The Legal History of Determination of Elastomer Shelf Life

The Legal History of Determination of Elastomer Shelf Life

The Legal History of Determination of Elastomer Shelf Life

Jun 04, 2015 Materials

Elastomers used in critical applications like seals determine the life of an application. Any defect in the elastomer has a direct impact on the functioning of the application. Breakage or other damage caused to the seal may also cause serious harm to the person handling the machine.

Hence, several rules have been implemented by the Government and other concerned parties regarding shelf life determination and regulation of elastomers used in seals. Shelf life of a product is defined as the time spent between manufacturing and usage/ installation.

We have followed the trail of the different regulations that led to implementation of ARP5316. Documented from the end of World War II to the present day, the history of shelf life-related rules and regulations are listed below.

Stages of Determination of Elastomer Shelf Life: WW-II till Date

elastomersThe following is the history of the regulations that were implemented regarding the shelf life of elastomeric seals:

  1. MIL-STD-1523 – Post WW-II, there was a need to determine the age of elastomeric seals used in critical applications. Several studies were conducted to calculate the said age. In 1974, it was concluded that a seal could be used within 12 quarters from the date of curing. This standard was revised to MIL-STD-1523 (A) in 1984, where the usage period was increased to 40 quarters. This standard was cancelled in 1995 since it was found to be limited in scope.
  1. EPRI NP-6608 – This standard was the direct result of the study conducted by Bruce Boyum and Jerral Rhoads. After extensive study, they gathered that the earlier studies were limited. They realized that elastomers reacted differently during the processes of natural and accelerated aging. Furthermore, the fatigue life of some materials increased with time, and of others, fatigue life increased over the same period. They concluded that if elastomeric seals were stored correctly according to the materials used, they could last for a longer period than that dictated by MIL-STD-1523.
  1. AS1933A – AS1933 was used as reference upon cancellation of MIL-STD-1523. This study did not bind aerospace seals by any shelf life regulations. This was an unsure period for the entire industry as manufacturers and buyers alike insisted on shelf life of elastomeric seals.
  1. ARP5316 – Aerospace Recommended Practice (ARP)-5316 is the standard in use as of date, which is issued by Society of Aerospace Engineers (SAE). It was created to provide clarity to manufacturers and buyers. It also provides a clear structure regarding the shelf life of elastomeric seals.

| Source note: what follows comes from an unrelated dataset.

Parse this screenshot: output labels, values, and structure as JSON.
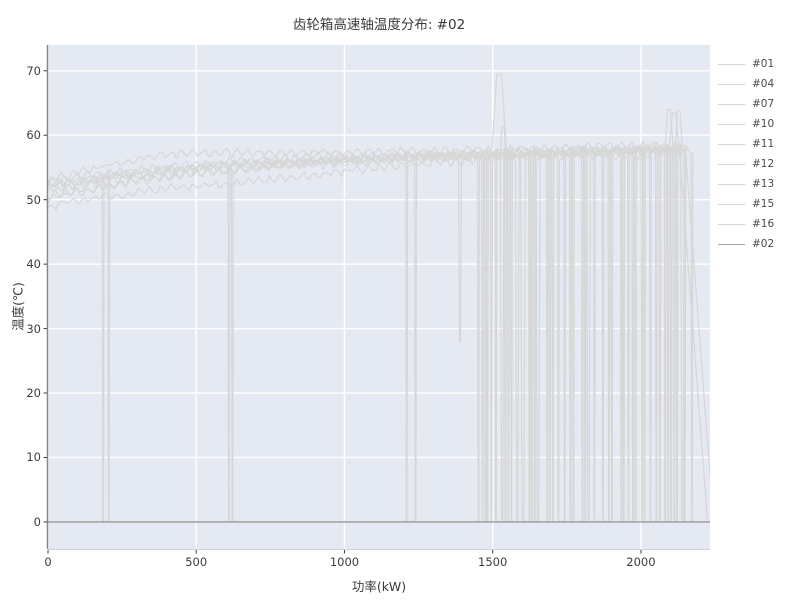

Along with other requirements that are in line with ISO 2230:2002 standards, traceability should also be factored into timely usage of seals. The date of manufacturing of raw materials should be recorded on the day materials are purchased. Complete control of this information will help in correctly determining the shelf life of a product. The date when the seals were cured should be recorded and made available to the buyers as well. Traceability of raw materials should be directly integrated into the workflow. This will help the end user store and use the product correctly.

  1. ISO 2230:2002 – Most manufacturers also comply with ISO 2230:2002 standards. This international guideline has helped optimize the process of storage:

             –  Proper Storage of Elastomeric Seals

The following rules regarding storage of elastomeric seals should be followed:

– Should be stored at temperatures between –30 °C and 25 °C

– Depending on the location, the level of humidity in the air should not exceed                  65-75%. The humidity on the air is irrelevant if the seals are stored in moisture-                   proof bags or containers.

– The seals should not be exposed to direct sunlight or intense artificial                   light.

– The seals should not be stored in or around spaces storing ozone-                                      generating equipment.

– The products should also be kept at a safe distance from harmful vapors                      and products, and electric and magnetic fields.

                – The seals should not be stored outdoors at any cost.

– The products should be stored in a way that the ones at the bottom of the pile do                    not undergo any physical deformities.

Shelf-life Recommendation

If the above storage recommendations are followed, the seals can be stored for four to ten years depending on the materials used.

Most elastomeric materials can be stored for indefinite periods of time. However, as a buyer it important to pay heed to the date of curing of the seals to determine the correct time frame for safe usage of the seals. Since safety of applications and users is dependent on this product, it is essential that the relevant controls and systems be in place for data recording and storage of the products.

Packaging of the products plays an important role in shelf life determination. The reason being that from the date of manufacture to the date of usage, the packaging will have direct influence on the product and its materials. Hence, manufacturers should ensure the packaging is in accordance with the guidelines laid down by ARP5316.